Immediate Action Required to Address Needs, Vulnerabilities of 2.75m Stranded Migrants | International Organization for Migration
Effective international cooperation is urgently needed to address the circumstances of millions of migrants stranded worldwide due to mobility restrictions imposed to contain the spread of COVID-19, the International Organization for Migration said today. A three-month-long COVID-19 Impact on Migrants effort by IOM’s Returns Task Force reveals for the first time the scope and complexities of the challenges facing governments and people on the move at a time when at least 2.75 million* migrants are stranded (13 July) worldwide. “The scope and subsequent enforcement of tens of thousands of mobility restrictions including border closures and nation-wide lockdowns related to COVID-19 requires states to reach out to their neighbours and to migrants’ countries of origin to address their needs and vulnerabilities,” said IOM Director General, António Vitorino.
“It should be clear that migrants can be returned home in a safe and dignified manner despite the constraints imposed by COVID-19. Where governments have taken action, tens of thousands of migrants have been able to return home in a manner that takes into consideration the significant health challenges the pandemic poses. Labour corridors have been re-opened, helping to reanimate economies in both source and destination countries and dampen the economic impact of the pandemic. These are all positive steps, but we must move now to replicate these good practices more widely.”

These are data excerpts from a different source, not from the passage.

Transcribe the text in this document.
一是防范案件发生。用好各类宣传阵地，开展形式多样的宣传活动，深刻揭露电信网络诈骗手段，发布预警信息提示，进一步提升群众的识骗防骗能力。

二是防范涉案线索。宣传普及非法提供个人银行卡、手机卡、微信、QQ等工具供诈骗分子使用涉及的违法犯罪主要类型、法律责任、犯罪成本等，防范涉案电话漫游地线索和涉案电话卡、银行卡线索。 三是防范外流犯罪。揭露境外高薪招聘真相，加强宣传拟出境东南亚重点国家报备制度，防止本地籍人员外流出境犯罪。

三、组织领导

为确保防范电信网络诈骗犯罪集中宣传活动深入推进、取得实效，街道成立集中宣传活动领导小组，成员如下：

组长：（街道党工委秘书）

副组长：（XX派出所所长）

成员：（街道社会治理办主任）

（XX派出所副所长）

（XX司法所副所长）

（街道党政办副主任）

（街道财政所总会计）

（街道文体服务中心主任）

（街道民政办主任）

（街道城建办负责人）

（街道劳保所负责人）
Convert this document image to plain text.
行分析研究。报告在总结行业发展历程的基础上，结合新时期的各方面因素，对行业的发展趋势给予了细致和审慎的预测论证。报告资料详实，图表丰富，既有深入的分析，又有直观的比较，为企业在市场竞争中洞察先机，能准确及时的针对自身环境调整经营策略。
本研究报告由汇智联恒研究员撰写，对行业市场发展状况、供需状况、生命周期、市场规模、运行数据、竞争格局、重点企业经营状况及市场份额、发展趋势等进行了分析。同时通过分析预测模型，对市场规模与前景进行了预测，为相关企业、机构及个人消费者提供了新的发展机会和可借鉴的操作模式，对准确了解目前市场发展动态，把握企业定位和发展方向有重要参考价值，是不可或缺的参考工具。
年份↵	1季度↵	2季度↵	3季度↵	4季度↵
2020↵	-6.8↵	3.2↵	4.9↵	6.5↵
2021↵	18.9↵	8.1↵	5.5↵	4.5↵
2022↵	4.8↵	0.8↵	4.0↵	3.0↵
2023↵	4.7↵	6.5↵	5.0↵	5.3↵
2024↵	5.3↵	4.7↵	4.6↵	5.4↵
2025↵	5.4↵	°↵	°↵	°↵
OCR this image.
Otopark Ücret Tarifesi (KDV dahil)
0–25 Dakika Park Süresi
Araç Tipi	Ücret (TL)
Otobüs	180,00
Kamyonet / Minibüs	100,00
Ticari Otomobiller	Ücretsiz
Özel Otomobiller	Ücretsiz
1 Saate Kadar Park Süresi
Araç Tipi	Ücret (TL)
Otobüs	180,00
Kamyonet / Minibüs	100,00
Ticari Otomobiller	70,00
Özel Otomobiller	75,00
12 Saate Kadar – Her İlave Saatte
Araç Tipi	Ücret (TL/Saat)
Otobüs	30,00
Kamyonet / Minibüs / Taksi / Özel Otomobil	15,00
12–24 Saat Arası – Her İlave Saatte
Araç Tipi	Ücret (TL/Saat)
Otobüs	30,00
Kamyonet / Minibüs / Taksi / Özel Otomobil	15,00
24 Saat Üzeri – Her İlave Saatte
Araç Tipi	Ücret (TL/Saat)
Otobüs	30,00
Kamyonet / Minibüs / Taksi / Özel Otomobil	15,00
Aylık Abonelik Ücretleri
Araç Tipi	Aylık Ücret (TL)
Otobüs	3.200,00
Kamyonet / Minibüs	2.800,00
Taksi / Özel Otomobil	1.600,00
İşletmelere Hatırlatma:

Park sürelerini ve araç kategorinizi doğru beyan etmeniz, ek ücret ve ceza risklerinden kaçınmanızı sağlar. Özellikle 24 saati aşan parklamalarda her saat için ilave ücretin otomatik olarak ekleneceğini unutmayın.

For the purposes of the report, stranded migrants are defined as individuals outside of their country of habitual residence, wishing to return home but who are unable to do so due to mobility restrictions related to COVID-19. This snapshot, based on data collected from 382 locations in more than 101 countries, “is considered a large underestimation of the number of migrants stranded or otherwise impacted by COVID-19” the report states.
IOM has been tracking global mobility restrictions and their impact since early March. The most recent data reveals some 220 countries, territories and areas have imposed over 91,000 restrictions on movement. As a result of these global containment measures, IOM has received hundreds of requests to assist nearly 115,000 stranded migrants to safely and voluntarily return home.
Once stranded, some migrants are at a higher risk of abuse, exploitation and neglect. The loss of livelihoods can increase vulnerabilities and expose them to exploitation by criminal syndicates, human traffickers and others who take advantage of these situations. IOM has repeatedly called for migrants to be included in national COVID-19 response and recovery plans. Too often, however, they are excluded from or, due to their irregular status, unwilling to seek health and other social support services, a situation exacerbated by rising anti-migrant sentiment in some countries. “Migrants often face stigma, discrimination and xenophobic attacks but the extent to which social media in particular has served as an incubator and amplifier of hate speech is a deeply-troubling phenomena,” Director General Vitorino said. “The violence we have seen directed at migrants and other vulnerable people is inexcusable. It is essential to criminalize extreme forms of hate speech, including incitement to discrimination and violence, and to hold the perpetrators accountable.”